A hopeful counter to doubts about these pacts is the Montreal Protocol in 1987. Without fuss, the ozone layer is recovering on track with CFCs being phased out just as vowed.

But the real promise of these gatherings lies in trading information, sharing ideas, building relationships for further brainstorming outside the political posturing and earnest if empty proclamations about the need for this or that, along with yet more brimstone blather concerning our fiery end.

Yes, the danger is real and the evidence for humans changing the climate grows ever more compelling by the day. It’s clear we’ve been thoroughly rotten stewards.

But we’ve also gotten a lot better in many ways. Around here, we can consider the environment compared to the height of the Gold Rush for starters.

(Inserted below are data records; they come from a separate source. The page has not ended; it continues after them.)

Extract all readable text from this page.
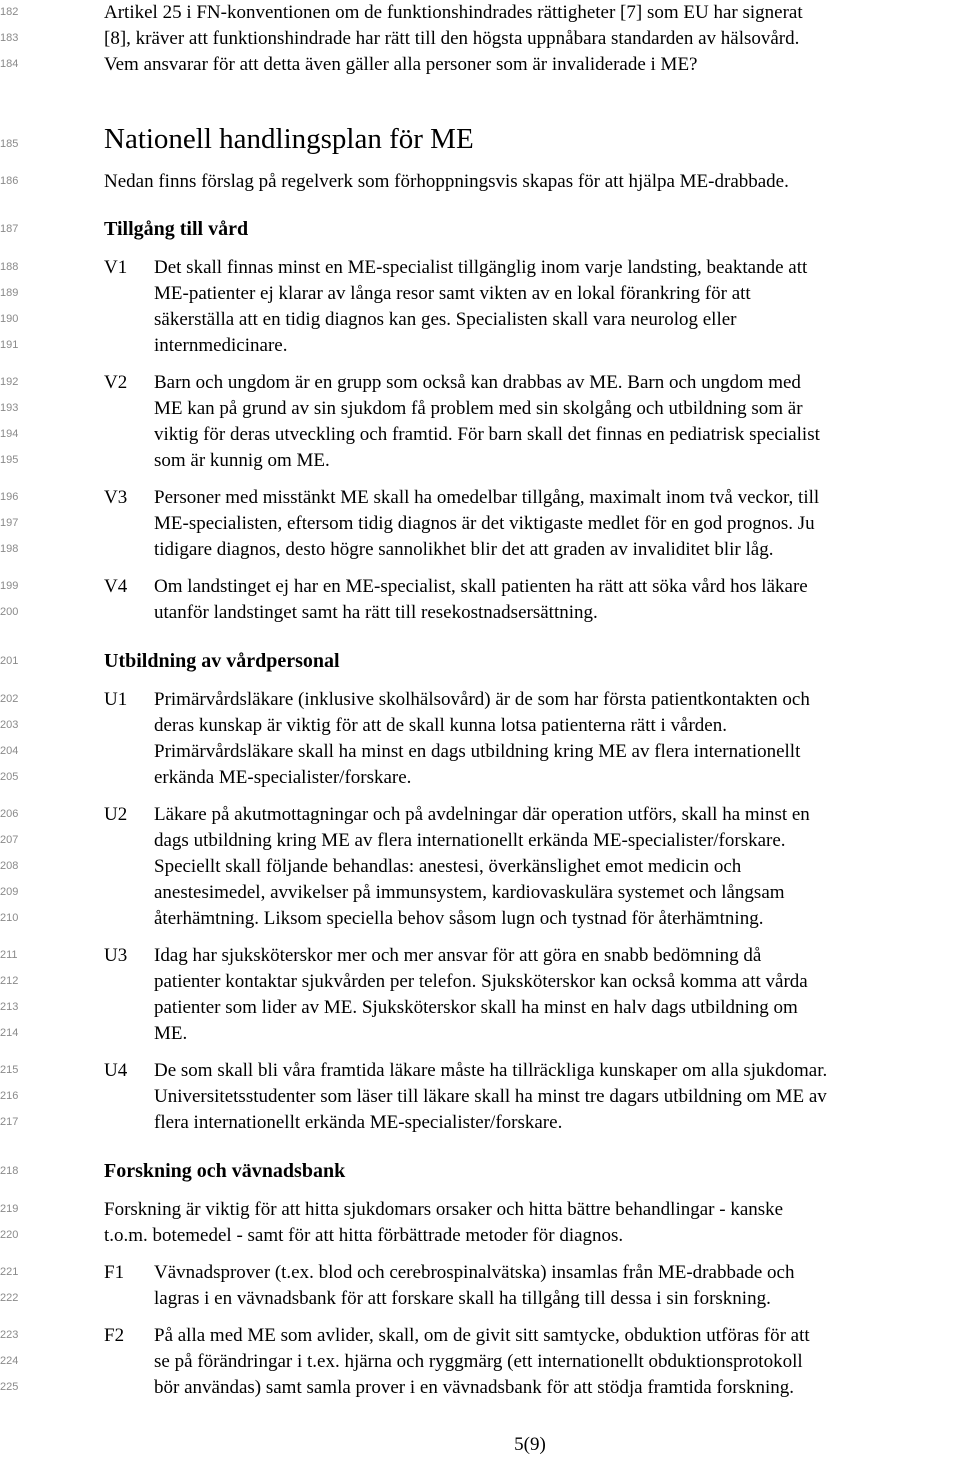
182
183
184
185
186
187
188
189
190
191
192
193
194
195
196
197
198
199
200
201
202
203
204
205
206
207
208
209
210
211
212
213
214
215
216
217
218
219
220
221
222
223
224
225
Artikel 25 i FN-konventionen om de funktionshindrades rättigheter [7] som EU har signerat
[8], kräver att funktionshindrade har rätt till den högsta uppnåbara standarden av hälsovård.
Vem ansvarar för att detta även gäller alla personer som är invaliderade i ME?
Nationell handlingsplan för ME
Nedan finns förslag på regelverk som förhoppningsvis skapas för att hjälpa ME-drabbade.
Tillgång till vård
V1 Det skall finnas minst en ME-specialist tillgänglig inom varje landsting, beaktande att
ME-patienter ej klarar av långa resor samt vikten av en lokal förankring för att
säkerställa att en tidig diagnos kan ges. Specialisten skall vara neurolog eller
internmedicinare.
V2 Barn och ungdom är en grupp som också kan drabbas av ME. Barn och ungdom med
ME kan på grund av sin sjukdom få problem med sin skolgång och utbildning som är
viktig för deras utveckling och framtid. För barn skall det finnas en pediatrisk specialist
som är kunnig om ME.
V3 Personer med misstänkt ME skall ha omedelbar tillgång, maximalt inom två veckor, till
ME-specialisten, eftersom tidig diagnos är det viktigaste medlet för en god prognos. Ju
tidigare diagnos, desto högre sannolikhet blir det att graden av invaliditet blir låg.
V4 Om landstinget ej har en ME-specialist, skall patienten ha rätt att söka vård hos läkare
utanför landstinget samt ha rätt till resekostnadsersättning.
Utbildning av vårdpersonal
U1 Primärvårdsläkare (inklusive skolhälsovård) är de som har första patientkontakten och
deras kunskap är viktig för att de skall kunna lotsa patienterna rätt i vården.
Primärvårdsläkare skall ha minst en dags utbildning kring ME av flera internationellt
erkända ME-specialister/forskare.
U2 Läkare på akutmottagningar och på avdelningar där operation utförs, skall ha minst en
dags utbildning kring ME av flera internationellt erkända ME-specialister/forskare.
Speciellt skall följande behandlas: anestesi, överkänslighet emot medicin och
anestesimedel, avvikelser på immunsystem, kardiovaskulära systemet och långsam
återhämtning. Liksom speciella behov såsom lugn och tystnad för återhämtning.
U3 Idag har sjuksköterskor mer och mer ansvar för att göra en snabb bedömning då
patienter kontaktar sjukvården per telefon. Sjuksköterskor kan också komma att vårda
patienter som lider av ME. Sjuksköterskor skall ha minst en halv dags utbildning om
ME.
U4 De som skall bli våra framtida läkare måste ha tillräckliga kunskaper om alla sjukdomar.
Universitetsstudenter som läser till läkare skall ha minst tre dagars utbildning om ME av
flera internationellt erkända ME-specialister/forskare.
Forskning och vävnadsbank
Forskning är viktig för att hitta sjukdomars orsaker och hitta bättre behandlingar - kanske
t.o.m. botemedel - samt för att hitta förbättrade metoder för diagnos.
F1 Vävnadsprover (t.ex. blod och cerebrospinalvätska) insamlas från ME-drabbade och
lagras i en vävnadsbank för att forskare skall ha tillgång till dessa i sin forskning.
F2 På alla med ME som avlider, skall, om de givit sitt samtycke, obduktion utföras för att
se på förändringar i t.ex. hjärna och ryggmärg (ett internationellt obduktionsprotokoll
bör användas) samt samla prover i en vävnadsbank för att stödja framtida forskning.
5(9)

The pollution warming the atmosphere is not beyond us to clean up, either.

As for coal being a major sticking point for the COP26 agreement, its time is passing fast regardless.

BIGGER FISH

Climate change might be the defining crisis of our era, but it’s not the scariest.

Nature knows exactly how to convert carbon gas to solid form, and so do we. It won’t take us 50 more years to figure out how to do this inexpensively and at scale. By then we’ll be well unhooked from fossil fuels in the next great energy advancement already well underway. This isn’t even half a blink in Earth time. It wouldn’t be in 100.

But as these things go with us, a prime tool for solving humanity’s current existential challenge will lead inevitably into the next one. I worry that’s artificial intelligence, whether in the “dumb” specialized forms or the general one that outwits and outperforms us on our own terms.

And where will we fit in if this form of life or whatever evolves beyond us? God may love us, but a higher intelligence would likely be more discerning. What if it came to the reasonable conclusion that the problem here is not so much the carbon, but the people?

I mean, have you looked at a fever chart of the world’s population growth? We’re the pandemic. Cure this and a lot else gets solved, too.